Агентство Шарля тоже процветало, и, поскольку становилось все труднее управляться одному, он решил, что настало время взять себе помощника.

– Я думала, ты надеялся, что с тобой станет работать Никола, – сказала ему Лола, когда он рассказал ей о своем решении. – В конце концов, этим летом он заканчивает школу.

– Да, но не думаю, что эта мысль его слишком увлечет, – ответил Шарль. Он не добавил, что Ники уже сказал ему, что у него другие планы, поскольку был уверен, что когда Лола узнает о них, то устроит настоящий фейерверк, а Шарль не мог вынести мысли о грандиозном скандале, который она может закатить. – Я уже побеседовал с одним-двумя молодыми людьми насчет работы с корреспонденцией, – поспешно сказал он, – и, кажется, уже решил, кого возьму. Он ровесник Ники, но уже два года как бросил школу, не стал продолжать учебу, как наш мальчик. У них в семье проблемы с деньгами. Думаю, им будет нужна его зарплата. И он кажется мне подходящим – честный, трудолюбивый, жаждет сделать что-то сам.

– Понятно, – сухо сказала Лола. – И как же зовут этого образцового юношу?

– Думаю, ты не знаешь его, – ответил Шарль. – Его имя – Бернар Лэнглуа.

Бернар Лэнглуа, насвистывая, катил на велосипеде вдоль набережной Сент-Клемент. Новости, прочитанные директором Би-Би-Си Алваром Лиделлом, в тот день были неважные: Италия и Германия подписали так называемый «стальной пакт», однако лично его дела никогда еще не шли лучше. В утренней почте он нашел письмо, на которое надеялся: в нем было предложение Шарля Картре на работу в его компании – «Картре Турс».

– А ты уверен, что это не опасно? – строго спросила его мать, Эдди, когда он показал ей письмо. – Не понимаю, почему тебе надо мельтешить и все менять, Бернар, По крайней мере, в электрической компании ты знаешь свое место.

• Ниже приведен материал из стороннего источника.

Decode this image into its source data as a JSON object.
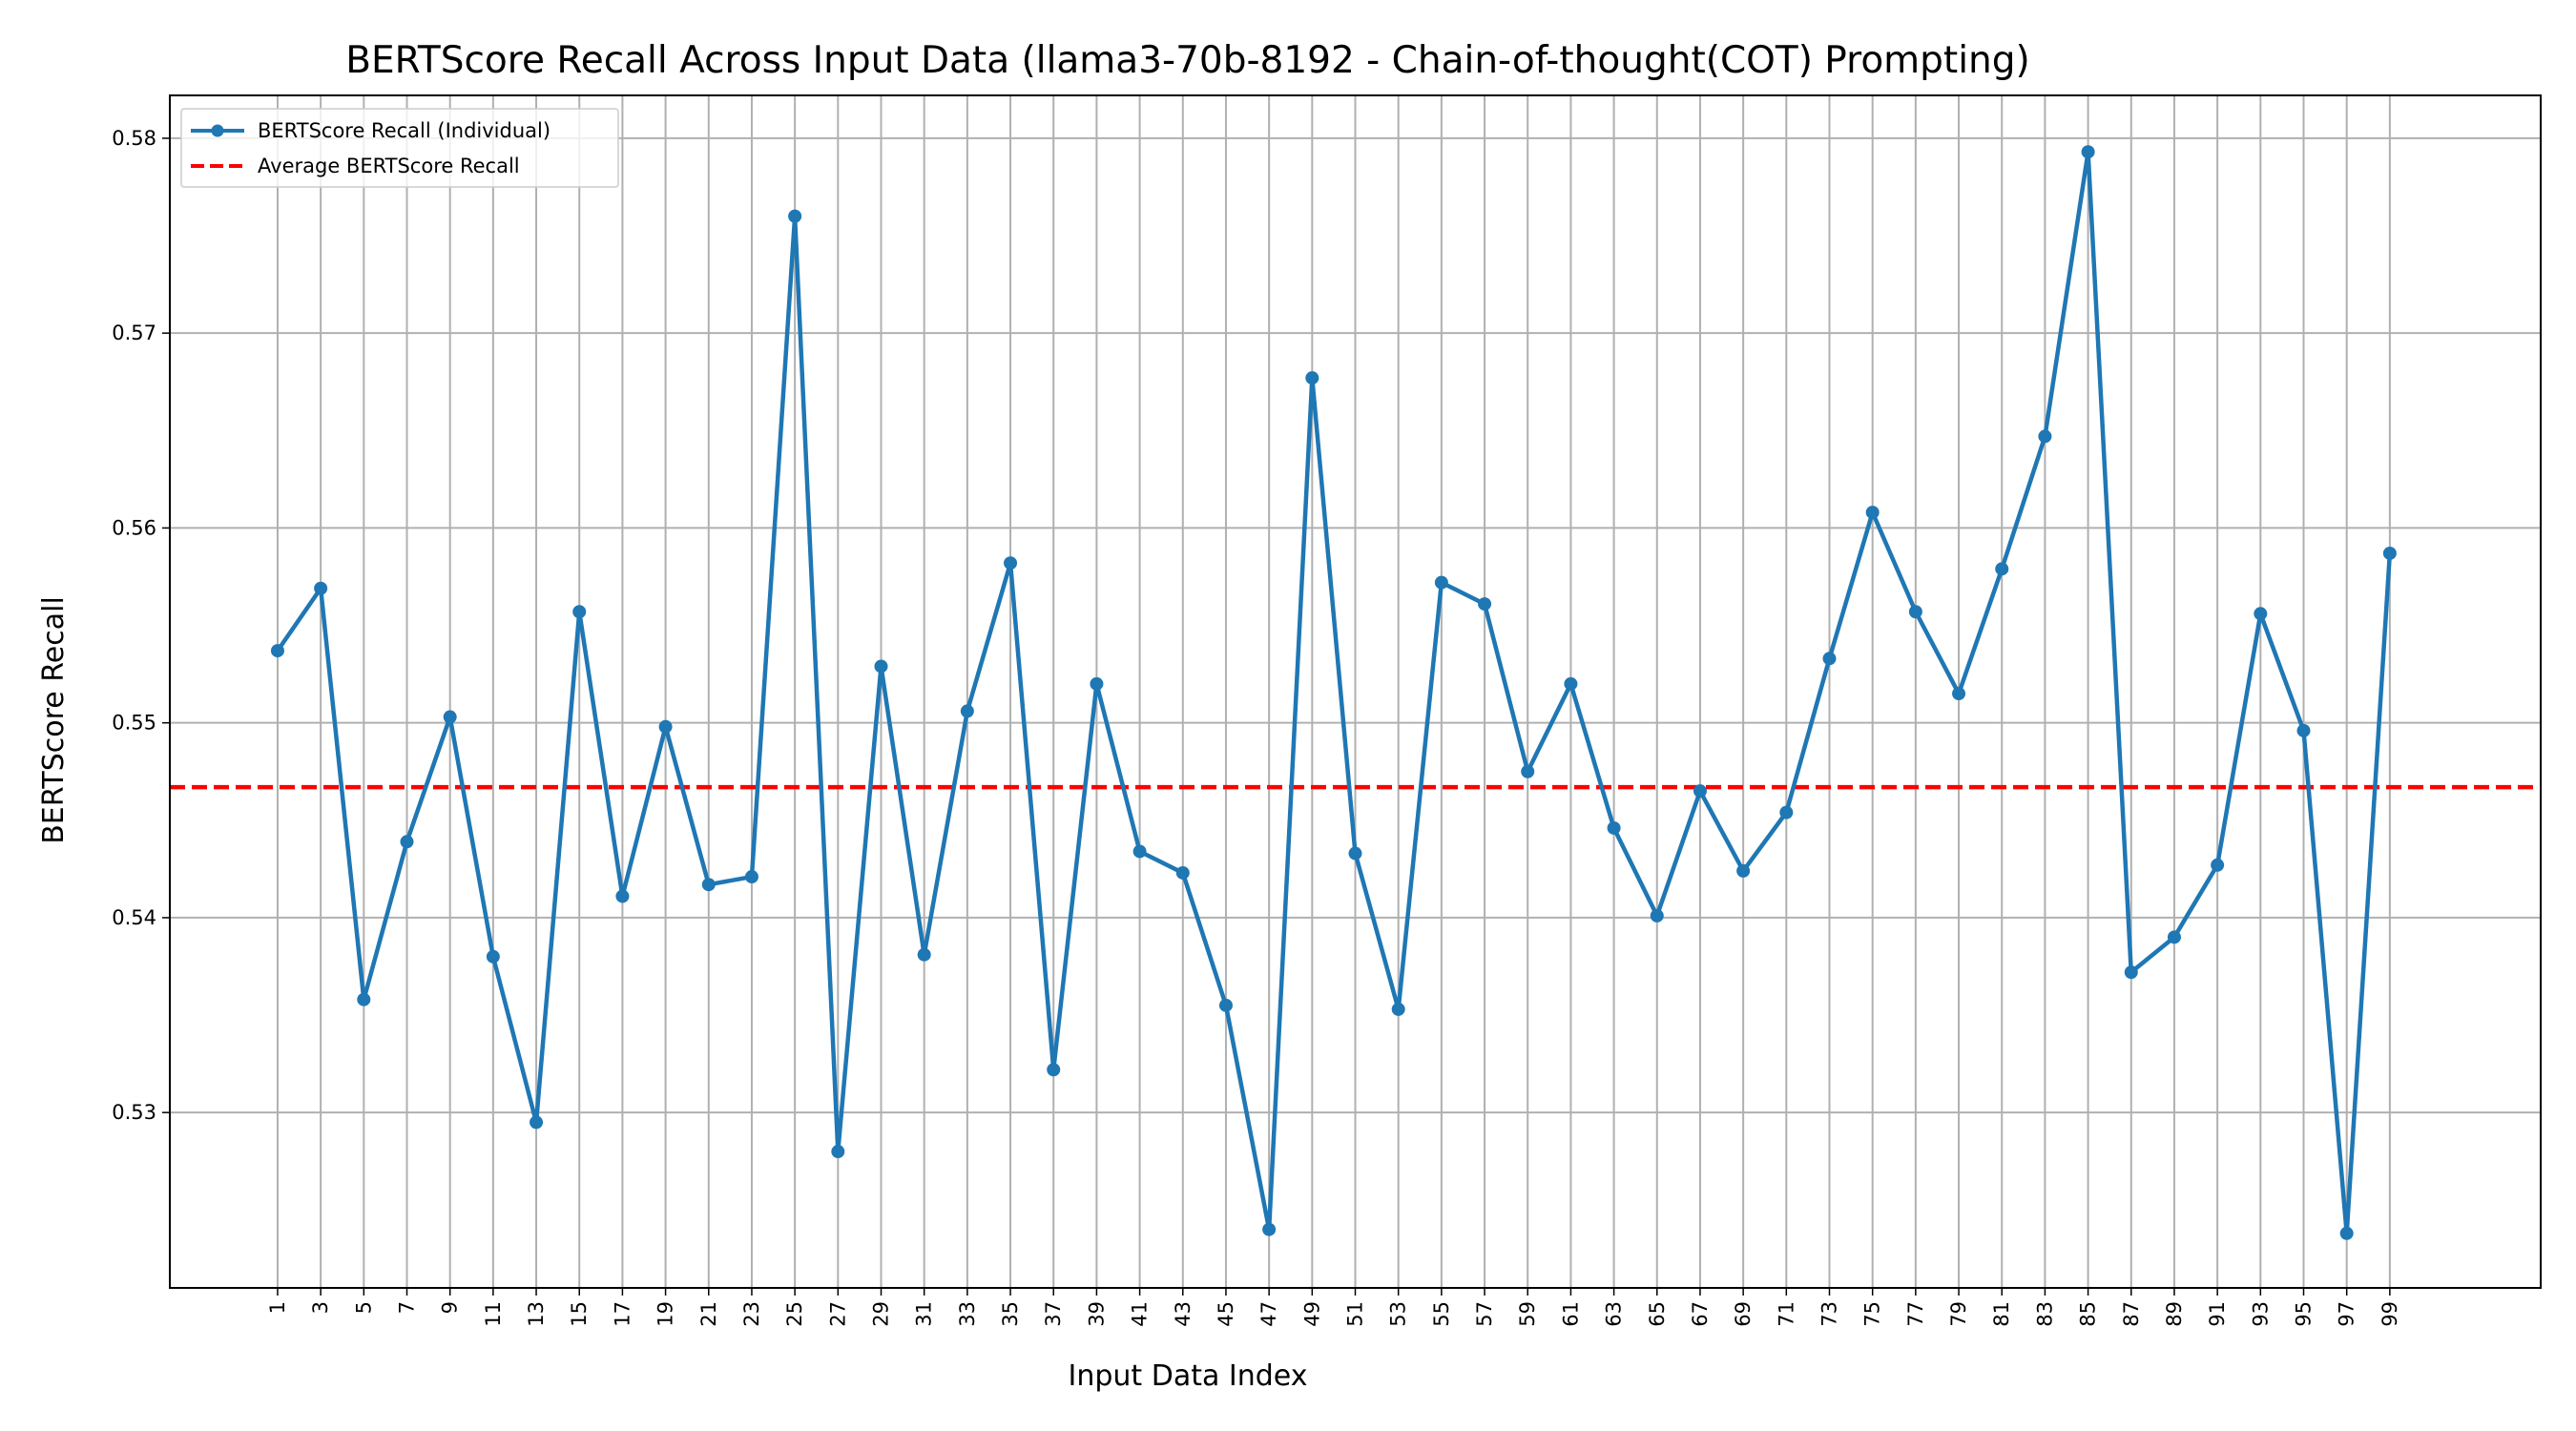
{
  "chart_data": {
    "type": "line",
    "title": "BERTScore Recall Across Input Data (llama3-70b-8192 - Chain-of-thought(COT) Prompting)",
    "xlabel": "Input Data Index",
    "ylabel": "BERTScore Recall",
    "x": [
      1,
      3,
      5,
      7,
      9,
      11,
      13,
      15,
      17,
      19,
      21,
      23,
      25,
      27,
      29,
      31,
      33,
      35,
      37,
      39,
      41,
      43,
      45,
      47,
      49,
      51,
      53,
      55,
      57,
      59,
      61,
      63,
      65,
      67,
      69,
      71,
      73,
      75,
      77,
      79,
      81,
      83,
      85,
      87,
      89,
      91,
      93,
      95,
      97,
      99
    ],
    "x_tick_labels": [
      "1",
      "3",
      "5",
      "7",
      "9",
      "11",
      "13",
      "15",
      "17",
      "19",
      "21",
      "23",
      "25",
      "27",
      "29",
      "31",
      "33",
      "35",
      "37",
      "39",
      "41",
      "43",
      "45",
      "47",
      "49",
      "51",
      "53",
      "55",
      "57",
      "59",
      "61",
      "63",
      "65",
      "67",
      "69",
      "71",
      "73",
      "75",
      "77",
      "79",
      "81",
      "83",
      "85",
      "87",
      "89",
      "91",
      "93",
      "95",
      "97",
      "99"
    ],
    "xlim": [
      -4,
      106
    ],
    "ylim": [
      0.521,
      0.5822
    ],
    "y_ticks": [
      0.53,
      0.54,
      0.55,
      0.56,
      0.57,
      0.58
    ],
    "y_tick_labels": [
      "0.53",
      "0.54",
      "0.55",
      "0.56",
      "0.57",
      "0.58"
    ],
    "grid": true,
    "legend_position": "top-left",
    "series": [
      {
        "name": "BERTScore Recall (Individual)",
        "style": "solid-with-markers",
        "color": "#1f77b4",
        "values": [
          0.5537,
          0.5569,
          0.5358,
          0.5439,
          0.5503,
          0.538,
          0.5295,
          0.5557,
          0.5411,
          0.5498,
          0.5417,
          0.5421,
          0.576,
          0.528,
          0.5529,
          0.5381,
          0.5506,
          0.5582,
          0.5322,
          0.552,
          0.5434,
          0.5423,
          0.5355,
          0.524,
          0.5677,
          0.5433,
          0.5353,
          0.5572,
          0.5561,
          0.5475,
          0.552,
          0.5446,
          0.5401,
          0.5465,
          0.5424,
          0.5454,
          0.5533,
          0.5608,
          0.5557,
          0.5515,
          0.5579,
          0.5647,
          0.5793,
          0.5372,
          0.539,
          0.5427,
          0.5556,
          0.5496,
          0.5238,
          0.5587
        ]
      },
      {
        "name": "Average BERTScore Recall",
        "style": "dashed",
        "color": "#ff0000",
        "value": 0.5467
      }
    ]
  }
}
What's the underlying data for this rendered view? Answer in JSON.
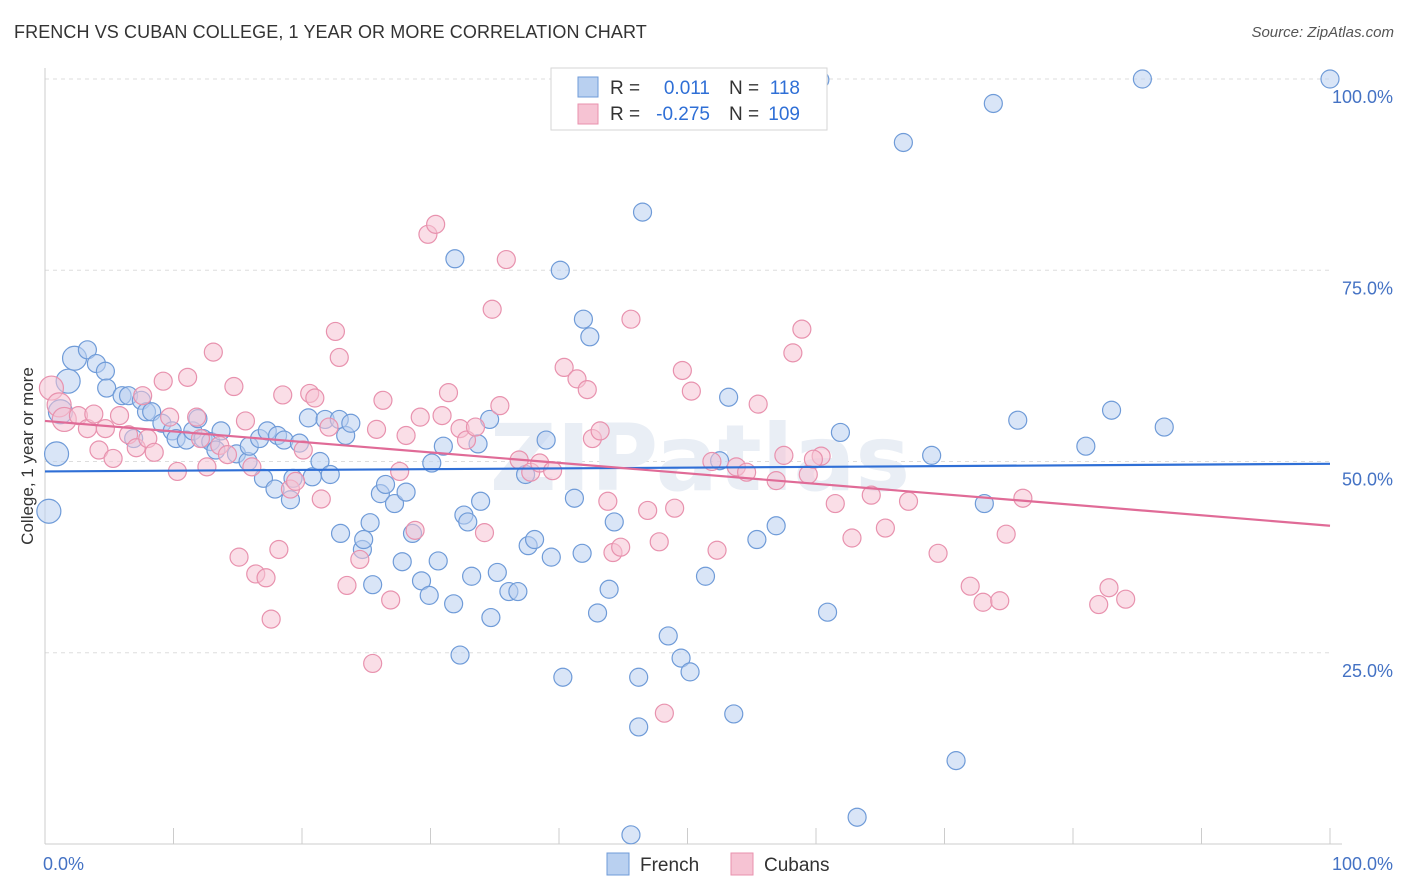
{
  "title": "FRENCH VS CUBAN COLLEGE, 1 YEAR OR MORE CORRELATION CHART",
  "source": "Source: ZipAtlas.com",
  "watermark": "ZIPatlas",
  "legend": {
    "r_label": "R =",
    "n_label": "N =",
    "french": {
      "r": "0.011",
      "n": "118"
    },
    "cubans": {
      "r": "-0.275",
      "n": "109"
    }
  },
  "bottom_legend": {
    "french": "French",
    "cubans": "Cubans"
  },
  "colors": {
    "french_fill": "#b9d0f0",
    "french_stroke": "#6f9bd8",
    "french_line": "#2f6fd6",
    "cubans_fill": "#f6c3d3",
    "cubans_stroke": "#e892ae",
    "cubans_line": "#e06b97",
    "grid": "#dddddd",
    "tick_label": "#4472c4"
  },
  "chart_data": {
    "type": "scatter",
    "title": "FRENCH VS CUBAN COLLEGE, 1 YEAR OR MORE CORRELATION CHART",
    "xlabel": "",
    "ylabel": "College, 1 year or more",
    "xlim": [
      0,
      100
    ],
    "ylim": [
      0,
      100
    ],
    "x_tick_labels": [
      "0.0%",
      "100.0%"
    ],
    "y_tick_labels": [
      "25.0%",
      "50.0%",
      "75.0%",
      "100.0%"
    ],
    "y_ticks": [
      25,
      50,
      75,
      100
    ],
    "grid": true,
    "legend_position": "top-center",
    "series": [
      {
        "name": "French",
        "trend": {
          "y_at_x0": 48.7,
          "y_at_x100": 49.7
        },
        "points": [
          [
            0.3,
            43.5
          ],
          [
            0.9,
            51
          ],
          [
            1.2,
            56.5
          ],
          [
            1.8,
            60.5
          ],
          [
            2.3,
            63.5
          ],
          [
            3.3,
            64.6
          ],
          [
            4,
            62.8
          ],
          [
            4.7,
            61.8
          ],
          [
            4.8,
            59.6
          ],
          [
            6,
            58.6
          ],
          [
            6.5,
            58.6
          ],
          [
            6.9,
            53
          ],
          [
            7.5,
            58
          ],
          [
            7.9,
            56.5
          ],
          [
            8.3,
            56.5
          ],
          [
            9.1,
            55
          ],
          [
            9.9,
            54
          ],
          [
            10.2,
            53
          ],
          [
            11,
            52.8
          ],
          [
            11.5,
            54
          ],
          [
            11.9,
            55.6
          ],
          [
            12.3,
            53
          ],
          [
            12.9,
            52.6
          ],
          [
            13.3,
            51.5
          ],
          [
            13.7,
            54
          ],
          [
            14.9,
            51
          ],
          [
            15.8,
            50
          ],
          [
            15.9,
            52
          ],
          [
            16.7,
            53
          ],
          [
            17,
            47.8
          ],
          [
            17.3,
            54
          ],
          [
            17.9,
            46.4
          ],
          [
            18.1,
            53.4
          ],
          [
            18.6,
            52.8
          ],
          [
            19.1,
            45
          ],
          [
            19.3,
            47.8
          ],
          [
            19.8,
            52.4
          ],
          [
            20.5,
            55.7
          ],
          [
            20.8,
            48
          ],
          [
            21.4,
            50
          ],
          [
            21.8,
            55.5
          ],
          [
            22.2,
            48.3
          ],
          [
            22.9,
            55.5
          ],
          [
            23,
            40.6
          ],
          [
            23.4,
            53.4
          ],
          [
            23.8,
            55
          ],
          [
            24.7,
            38.5
          ],
          [
            24.8,
            39.8
          ],
          [
            25.3,
            42
          ],
          [
            25.5,
            33.9
          ],
          [
            26.1,
            45.8
          ],
          [
            26.5,
            47
          ],
          [
            27.2,
            44.5
          ],
          [
            27.8,
            36.9
          ],
          [
            28.1,
            46
          ],
          [
            28.6,
            40.6
          ],
          [
            29.3,
            34.4
          ],
          [
            29.9,
            32.5
          ],
          [
            30.1,
            49.8
          ],
          [
            30.6,
            37
          ],
          [
            31,
            52
          ],
          [
            31.8,
            31.4
          ],
          [
            31.9,
            76.5
          ],
          [
            32.3,
            24.7
          ],
          [
            32.6,
            43
          ],
          [
            32.9,
            42.1
          ],
          [
            33.2,
            35
          ],
          [
            33.7,
            52.3
          ],
          [
            33.9,
            44.8
          ],
          [
            34.6,
            55.5
          ],
          [
            34.7,
            29.6
          ],
          [
            35.2,
            35.5
          ],
          [
            36.1,
            33
          ],
          [
            36.8,
            33
          ],
          [
            37.4,
            48.3
          ],
          [
            37.6,
            39
          ],
          [
            38.1,
            39.8
          ],
          [
            39,
            52.8
          ],
          [
            39.4,
            37.5
          ],
          [
            40.1,
            75
          ],
          [
            40.3,
            21.8
          ],
          [
            41.2,
            45.2
          ],
          [
            41.8,
            38
          ],
          [
            41.9,
            68.6
          ],
          [
            42.4,
            66.3
          ],
          [
            43,
            30.2
          ],
          [
            43.9,
            33.3
          ],
          [
            44.3,
            42.1
          ],
          [
            46.2,
            15.3
          ],
          [
            46.2,
            21.8
          ],
          [
            46.5,
            82.6
          ],
          [
            48.5,
            27.2
          ],
          [
            49.5,
            24.3
          ],
          [
            50.2,
            22.5
          ],
          [
            51.4,
            35
          ],
          [
            52.5,
            50.1
          ],
          [
            53.2,
            58.4
          ],
          [
            53.6,
            17
          ],
          [
            55.4,
            39.8
          ],
          [
            56.9,
            41.6
          ],
          [
            60.3,
            99.9
          ],
          [
            60.9,
            30.3
          ],
          [
            61.9,
            53.8
          ],
          [
            63.2,
            3.5
          ],
          [
            66.8,
            91.7
          ],
          [
            69,
            50.8
          ],
          [
            70.9,
            10.9
          ],
          [
            73.1,
            44.5
          ],
          [
            73.8,
            96.8
          ],
          [
            75.7,
            55.4
          ],
          [
            81,
            52
          ],
          [
            83,
            56.7
          ],
          [
            85.4,
            100
          ],
          [
            87.1,
            54.5
          ],
          [
            100,
            100
          ],
          [
            45.6,
            1.2
          ]
        ]
      },
      {
        "name": "Cubans",
        "trend": {
          "y_at_x0": 55.3,
          "y_at_x100": 41.6
        },
        "points": [
          [
            0.5,
            59.6
          ],
          [
            1.1,
            57.4
          ],
          [
            1.5,
            55.5
          ],
          [
            2.6,
            56
          ],
          [
            3.3,
            54.3
          ],
          [
            3.8,
            56.2
          ],
          [
            4.2,
            51.5
          ],
          [
            4.7,
            54.3
          ],
          [
            5.3,
            50.4
          ],
          [
            5.8,
            56
          ],
          [
            6.5,
            53.5
          ],
          [
            7.1,
            51.8
          ],
          [
            7.6,
            58.6
          ],
          [
            8,
            53
          ],
          [
            8.5,
            51.2
          ],
          [
            9.2,
            60.5
          ],
          [
            9.7,
            55.8
          ],
          [
            10.3,
            48.7
          ],
          [
            11.1,
            61
          ],
          [
            11.8,
            55.8
          ],
          [
            12.1,
            53
          ],
          [
            12.6,
            49.3
          ],
          [
            13.1,
            64.3
          ],
          [
            13.6,
            52.1
          ],
          [
            14.2,
            50.9
          ],
          [
            14.7,
            59.8
          ],
          [
            15.1,
            37.5
          ],
          [
            15.6,
            55.3
          ],
          [
            16.1,
            49.3
          ],
          [
            16.4,
            35.3
          ],
          [
            17.2,
            34.8
          ],
          [
            17.6,
            29.4
          ],
          [
            18.2,
            38.5
          ],
          [
            18.5,
            58.7
          ],
          [
            19.1,
            46.4
          ],
          [
            19.5,
            47.4
          ],
          [
            20.1,
            51.5
          ],
          [
            20.6,
            58.9
          ],
          [
            21,
            58.3
          ],
          [
            21.5,
            45.1
          ],
          [
            22.1,
            54.5
          ],
          [
            22.6,
            67
          ],
          [
            22.9,
            63.6
          ],
          [
            23.5,
            33.8
          ],
          [
            24.5,
            37.2
          ],
          [
            25.5,
            23.6
          ],
          [
            25.8,
            54.2
          ],
          [
            26.3,
            58
          ],
          [
            26.9,
            31.9
          ],
          [
            27.6,
            48.7
          ],
          [
            28.1,
            53.4
          ],
          [
            28.8,
            41
          ],
          [
            29.2,
            55.8
          ],
          [
            29.8,
            79.7
          ],
          [
            30.4,
            81
          ],
          [
            30.9,
            56
          ],
          [
            31.4,
            59
          ],
          [
            32.3,
            54.3
          ],
          [
            32.8,
            52.8
          ],
          [
            33.5,
            54.5
          ],
          [
            34.2,
            40.7
          ],
          [
            34.8,
            69.9
          ],
          [
            35.4,
            57.3
          ],
          [
            35.9,
            76.4
          ],
          [
            36.9,
            50.2
          ],
          [
            37.8,
            48.6
          ],
          [
            38.5,
            49.8
          ],
          [
            39.5,
            48.8
          ],
          [
            40.4,
            62.3
          ],
          [
            41.4,
            60.8
          ],
          [
            42.2,
            59.4
          ],
          [
            42.6,
            53
          ],
          [
            43.2,
            54
          ],
          [
            43.8,
            44.8
          ],
          [
            44.2,
            38.1
          ],
          [
            44.8,
            38.8
          ],
          [
            45.6,
            68.6
          ],
          [
            46.9,
            43.6
          ],
          [
            47.8,
            39.5
          ],
          [
            48.2,
            17.1
          ],
          [
            49,
            43.9
          ],
          [
            49.6,
            61.9
          ],
          [
            50.3,
            59.2
          ],
          [
            51.9,
            50
          ],
          [
            52.3,
            38.4
          ],
          [
            53.8,
            49.3
          ],
          [
            54.6,
            48.6
          ],
          [
            55.5,
            57.5
          ],
          [
            56.9,
            47.5
          ],
          [
            57.5,
            50.8
          ],
          [
            58.2,
            64.2
          ],
          [
            58.9,
            67.3
          ],
          [
            59.4,
            48.3
          ],
          [
            60.4,
            50.7
          ],
          [
            61.5,
            44.5
          ],
          [
            62.8,
            40
          ],
          [
            64.3,
            45.6
          ],
          [
            65.4,
            41.3
          ],
          [
            67.2,
            44.8
          ],
          [
            69.5,
            38
          ],
          [
            72,
            33.7
          ],
          [
            73,
            31.6
          ],
          [
            74.3,
            31.8
          ],
          [
            74.8,
            40.5
          ],
          [
            76.1,
            45.2
          ],
          [
            82,
            31.3
          ],
          [
            82.8,
            33.5
          ],
          [
            84.1,
            32
          ],
          [
            59.8,
            50.3
          ]
        ]
      }
    ]
  }
}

Бернар удержался, чтобы не сказать, что в электрической компании он точно знал, где его место. Он там сидел, как в ловушке, занятый безысходной работой, которая заключалась в том, что он весь день напролет подшивал бумажки. Работа эта предлагала ему перспективу – подняться до головокружительной должности клерка, если он сто лет проработает там и за это время ничем себя не опорочит. Конечно, как говорила Эдди, это была респектабельная и постоянная работа, дававшая ему хоть и тощий, но зато регулярный конверт с зарплатой и перспективу пенсии при выходе в отставку. Но Бернар знал, что он стоит большего, чем это. Он не хотел провести всю жизнь, подшивая бумажки и складывая их в папки, и уж тем более не желал, чтобы в жизни его ожидали только золотые часы и небольшая пенсия, когда ему стукнет шестьдесят пять. Одна только мысль об этом шокировала его. Но он очень боялся, что не многие врата раскроются перед ним – парнишкой, которого принудили оставить школу, как только он повзрослел настолько, чтобы помогать родителям поддерживать семейный очаг.